Small molecule additive for low-power accumulation mode organic electrochemical transistors

Abstract

Low-voltage operation in accumulation mode organic electrochemical transistors (OECTs) is essential for biosensing applications and for potential use with low-voltage portable power supplies. Here, we employ a small molecule additive, dodecylbenzenesulfonate (DBSA), by adding it to the electrolyte in OECTs to improve the device performance. We find that DBSA lowers the operation voltage, increases the ON current, and increases the transconductance of the device. Such improvements are found for a range of p-type polymers including P3HT, PBTTT and DPPT-TT which have different electronic and structural properties.
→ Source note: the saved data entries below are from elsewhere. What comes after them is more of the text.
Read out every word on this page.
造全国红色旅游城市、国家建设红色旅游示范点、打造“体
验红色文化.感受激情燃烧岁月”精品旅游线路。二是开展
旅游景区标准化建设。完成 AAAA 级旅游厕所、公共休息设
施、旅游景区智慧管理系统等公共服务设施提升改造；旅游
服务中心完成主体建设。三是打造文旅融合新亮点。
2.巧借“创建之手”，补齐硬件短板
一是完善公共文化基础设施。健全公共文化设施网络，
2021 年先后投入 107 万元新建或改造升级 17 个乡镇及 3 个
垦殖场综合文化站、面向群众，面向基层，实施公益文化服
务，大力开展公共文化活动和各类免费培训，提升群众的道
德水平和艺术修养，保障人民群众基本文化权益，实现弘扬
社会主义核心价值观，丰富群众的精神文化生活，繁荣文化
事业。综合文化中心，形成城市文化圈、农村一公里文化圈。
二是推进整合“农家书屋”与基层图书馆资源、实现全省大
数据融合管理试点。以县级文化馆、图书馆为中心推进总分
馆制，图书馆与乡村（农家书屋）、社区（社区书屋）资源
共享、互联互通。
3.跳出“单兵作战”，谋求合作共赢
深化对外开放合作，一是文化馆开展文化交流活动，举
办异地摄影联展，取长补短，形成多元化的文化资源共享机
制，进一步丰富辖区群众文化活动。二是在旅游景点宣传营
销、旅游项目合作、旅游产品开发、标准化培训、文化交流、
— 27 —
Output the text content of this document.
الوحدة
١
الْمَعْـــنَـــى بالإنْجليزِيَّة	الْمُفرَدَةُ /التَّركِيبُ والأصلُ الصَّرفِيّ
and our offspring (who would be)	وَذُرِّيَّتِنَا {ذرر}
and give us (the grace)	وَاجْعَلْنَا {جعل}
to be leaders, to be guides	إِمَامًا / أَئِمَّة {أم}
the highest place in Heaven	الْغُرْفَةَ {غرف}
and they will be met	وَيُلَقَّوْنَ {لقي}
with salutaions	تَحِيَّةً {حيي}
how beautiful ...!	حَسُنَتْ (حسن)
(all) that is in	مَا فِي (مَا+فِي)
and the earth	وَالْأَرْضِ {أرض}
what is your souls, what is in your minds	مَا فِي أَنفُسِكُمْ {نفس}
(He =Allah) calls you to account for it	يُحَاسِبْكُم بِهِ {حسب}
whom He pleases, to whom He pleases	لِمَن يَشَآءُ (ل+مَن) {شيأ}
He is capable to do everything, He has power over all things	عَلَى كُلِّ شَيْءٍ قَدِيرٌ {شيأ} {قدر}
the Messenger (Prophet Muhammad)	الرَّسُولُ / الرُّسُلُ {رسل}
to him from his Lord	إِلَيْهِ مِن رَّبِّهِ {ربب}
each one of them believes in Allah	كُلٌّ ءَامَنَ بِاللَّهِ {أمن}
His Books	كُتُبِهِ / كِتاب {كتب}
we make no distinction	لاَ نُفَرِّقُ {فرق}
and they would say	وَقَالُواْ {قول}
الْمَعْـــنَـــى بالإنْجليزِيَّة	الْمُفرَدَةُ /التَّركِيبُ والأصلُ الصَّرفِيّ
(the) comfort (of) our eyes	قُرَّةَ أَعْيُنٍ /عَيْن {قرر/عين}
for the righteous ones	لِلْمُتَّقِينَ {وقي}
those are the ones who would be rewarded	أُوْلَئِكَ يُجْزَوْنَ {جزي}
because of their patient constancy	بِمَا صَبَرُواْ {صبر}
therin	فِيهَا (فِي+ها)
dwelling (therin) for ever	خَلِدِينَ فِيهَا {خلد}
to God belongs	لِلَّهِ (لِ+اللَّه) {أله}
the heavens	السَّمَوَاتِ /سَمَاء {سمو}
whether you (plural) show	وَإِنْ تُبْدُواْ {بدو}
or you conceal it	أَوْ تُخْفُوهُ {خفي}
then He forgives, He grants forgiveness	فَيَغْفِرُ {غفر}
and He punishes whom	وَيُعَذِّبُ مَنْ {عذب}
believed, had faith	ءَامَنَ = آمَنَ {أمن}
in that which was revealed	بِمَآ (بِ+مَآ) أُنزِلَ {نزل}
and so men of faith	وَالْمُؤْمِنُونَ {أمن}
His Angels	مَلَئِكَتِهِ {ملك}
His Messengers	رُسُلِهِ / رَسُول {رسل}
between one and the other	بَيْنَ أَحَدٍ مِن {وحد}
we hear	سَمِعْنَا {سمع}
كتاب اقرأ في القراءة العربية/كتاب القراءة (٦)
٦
To investigate the device operational mechanism modulated by DBSA, we directly probe the molecular structure changes of three polymers upon charge injection (i.e. polaron formation) and correlate them to polaron density and OECT performance. We find that the electrolyte mixture (containing DBSA) enhances the electrochemical doping of the polymer by lowering the onset of oxidation and allowing the generation of a higher polaron density. For example, for P3HT the V_ON value decreases to 0.05 V, the ON current increases by ∼3 times, and the transconductance (g_m) increases to 4 mS, which is, to the best of our knowledge, the highest transconductance of P3HT OECT reported. These results demonstrate a simple, but effective way of using a small molecule additive, such as DBSA, and a possibility to utilise otherwise unsuitable polymers with deep highest occupied molecular orbital (HOMO) levels, for low-power accumulation mode OECTs.